裁判所が取り上げるのは「自己破産の申立書を裁判所に提出し、破産管財人が選任された後」

前述したように、ローンが残っていない車やバイクは裁判所が取り上げることになりますが、実際に裁判所が車を取り上げるのは、自己破産の申立書を裁判所に提出し、破産管財人が選任された後、ということになります。

同時廃止と破産管財事件 – 破産管財人が選任される場合とは?

もっと正確に言うと、自己破産の申立書を裁判所に提出し、裁判所で破産管財人が選任されてその破産管財人が競売手続を行い、競売の落札者が確定した後、ということになります。

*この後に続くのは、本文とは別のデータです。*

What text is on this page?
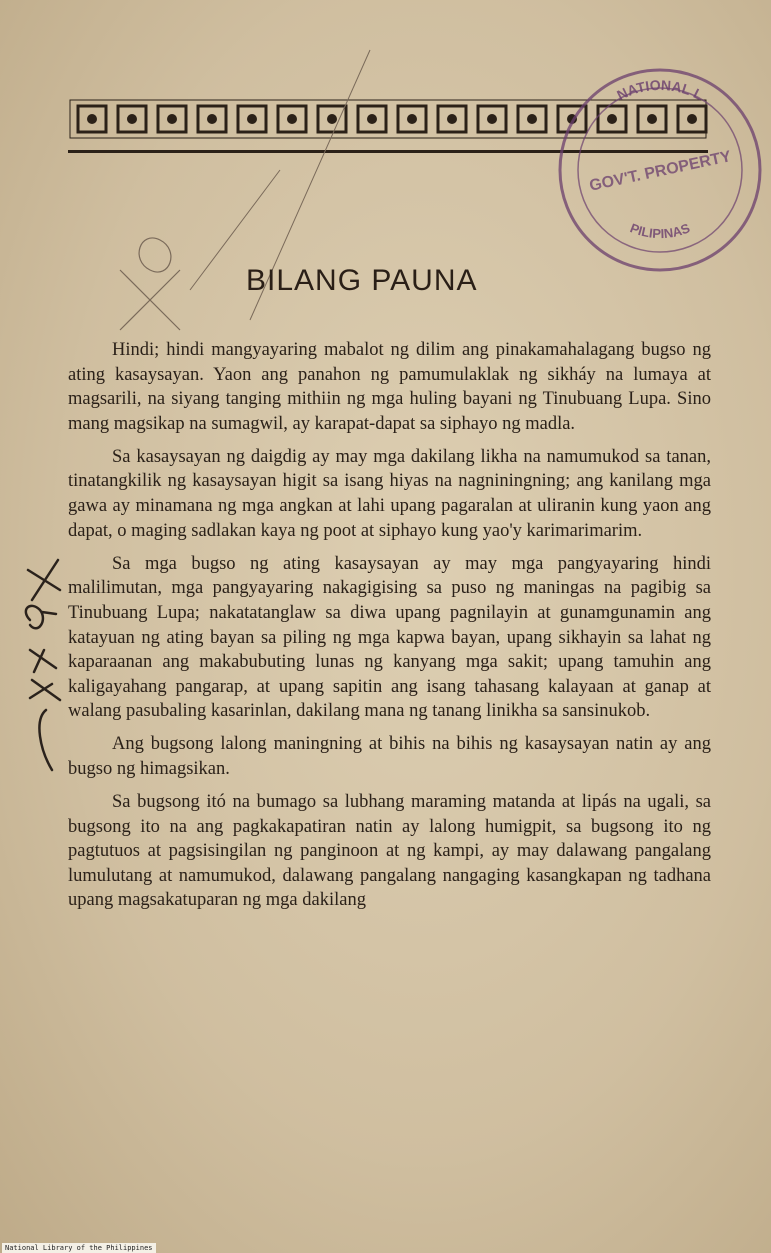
BILANG PAUNA

Hindi; hindi mangyayaring mabalot ng dilim ang pinakamahalagang bugso ng ating kasaysayan. Yaon ang panahon ng pamumulaklak ng sikháy na lumaya at magsarili, na siyang tanging mithiin ng mga huling bayani ng Tinubuang Lupa. Sino mang magsikap na sumagwil, ay karapat-dapat sa siphayo ng madla.

Sa kasaysayan ng daigdig ay may mga dakilang likha na namumukod sa tanan, tinatangkilik ng kasaysayan higit sa isang hiyas na nagniningning; ang kanilang mga gawa ay minamana ng mga angkan at lahi upang pagaralan at uliranin kung yaon ang dapat, o maging sadlakan kaya ng poot at siphayo kung yao'y karimarimarim.

Sa mga bugso ng ating kasaysayan ay may mga pangyayaring hindi malilimutan, mga pangyayaring nakagigising sa puso ng maningas na pagibig sa Tinubuang Lupa; nakatatanglaw sa diwa upang pagnilayin at gunamgunamin ang katayuan ng ating bayan sa piling ng mga kapwa bayan, upang sikhayin sa lahat ng kaparaanan ang makabubuting lunas ng kanyang mga sakit; upang tamuhin ang kaligayahang pangarap, at upang sapitin ang isang tahasang kalayaan at ganap at walang pasubaling kasarinlan, dakilang mana ng tanang linikha sa sansinukob.

Ang bugsong lalong maningning at bihis na bihis ng kasaysayan natin ay ang bugso ng himagsikan.

Sa bugsong itó na bumago sa lubhang maraming matanda at lipás na ugali, sa bugsong ito na ang pagkakapatiran natin ay lalong humigpit, sa bugsong ito ng pagtutuos at pagsisingilan ng panginoon at ng kampi, ay may dalawang pangalang lumulutang at namumukod, dalawang pangalang nangaging kasangkapan ng tadhana upang magsakatuparan ng mga dakilang

NATIONAL L
GOV'T. PROPERTY
PILIPINAS
National Library of the Philippines
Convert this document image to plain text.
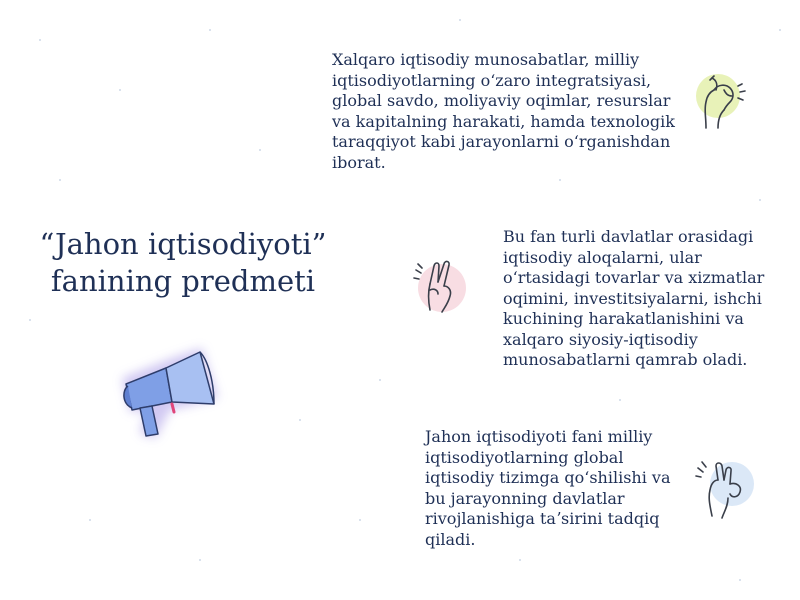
“Jahon iqtisodiyoti” fanining predmeti

Xalqaro iqtisodiy munosabatlar, milliy iqtisodiyotlarning oʻzaro integratsiyasi, global savdo, moliyaviy oqimlar, resurslar va kapitalning harakati, hamda texnologik taraqqiyot kabi jarayonlarni oʻrganishdan iborat.

Bu fan turli davlatlar orasidagi iqtisodiy aloqalarni, ular oʻrtasidagi tovarlar va xizmatlar oqimini, investitsiyalarni, ishchi kuchining harakatlanishini va xalqaro siyosiy-iqtisodiy munosabatlarni qamrab oladi.

Jahon iqtisodiyoti fani milliy iqtisodiyotlarning global iqtisodiy tizimga qoʻshilishi va bu jarayonning davlatlar rivojlanishiga taʼsirini tadqiq qiladi.
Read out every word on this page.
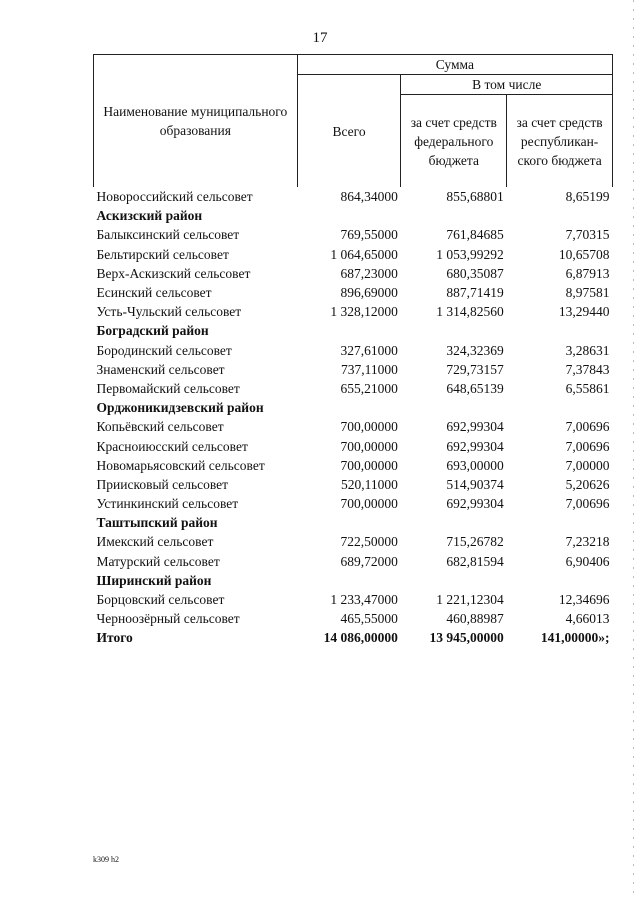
17
Наименование муниципального образования	Сумма		
	Всего	В том числе	
		за счет средств федерального бюджета	за счет средств республикан-ского бюджета
Новороссийский сельсовет	864,34000	855,68801	8,65199
Аскизский район			
Балыксинский сельсовет	769,55000	761,84685	7,70315
Бельтирский сельсовет	1 064,65000	1 053,99292	10,65708
Верх-Аскизский сельсовет	687,23000	680,35087	6,87913
Есинский сельсовет	896,69000	887,71419	8,97581
Усть-Чульский сельсовет	1 328,12000	1 314,82560	13,29440
Боградский район			
Бородинский сельсовет	327,61000	324,32369	3,28631
Знаменский сельсовет	737,11000	729,73157	7,37843
Первомайский сельсовет	655,21000	648,65139	6,55861
Орджоникидзевский район			
Копьёвский сельсовет	700,00000	692,99304	7,00696
Красноиюсский сельсовет	700,00000	692,99304	7,00696
Новомарьясовский сельсовет	700,00000	693,00000	7,00000
Приисковый сельсовет	520,11000	514,90374	5,20626
Устинкинский сельсовет	700,00000	692,99304	7,00696
Таштыпский район			
Имекский сельсовет	722,50000	715,26782	7,23218
Матурский сельсовет	689,72000	682,81594	6,90406
Ширинский район			
Борцовский сельсовет	1 233,47000	1 221,12304	12,34696
Черноозёрный сельсовет	465,55000	460,88987	4,66013
Итого	14 086,00000	13 945,00000	141,00000»;
k309 h2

ただし、競売手続きが終わるまで取り上げられないとはいっても、その車やバイクを使用することはできません。

その車やバイクを運転して、もし事故を起こして壊してしまうと、「財産」を失うことになります。

自己破産の申立を行うと、自分が持っている資産は全て「債権者の資産」となりますから、「債権者の資産」を棄損するような行為はしてはならないので、自己破産の申し立てをした後は、たとえ取り上げられる前であっても使用できないということになります。

なお、通常は車やバイクは競売が終わるまで自宅に保管したままにしておくことが多いですが、例えば「自宅の車庫が壊れかけていてそのままだと屋根がつぶれて車が壊れてしまう」、とか「大型台風が接近していて駐車場に置いておいたら壊れてしまう」というような場合には、破産管財人が別の駐車場などを借りて保管する場合もあり得ます。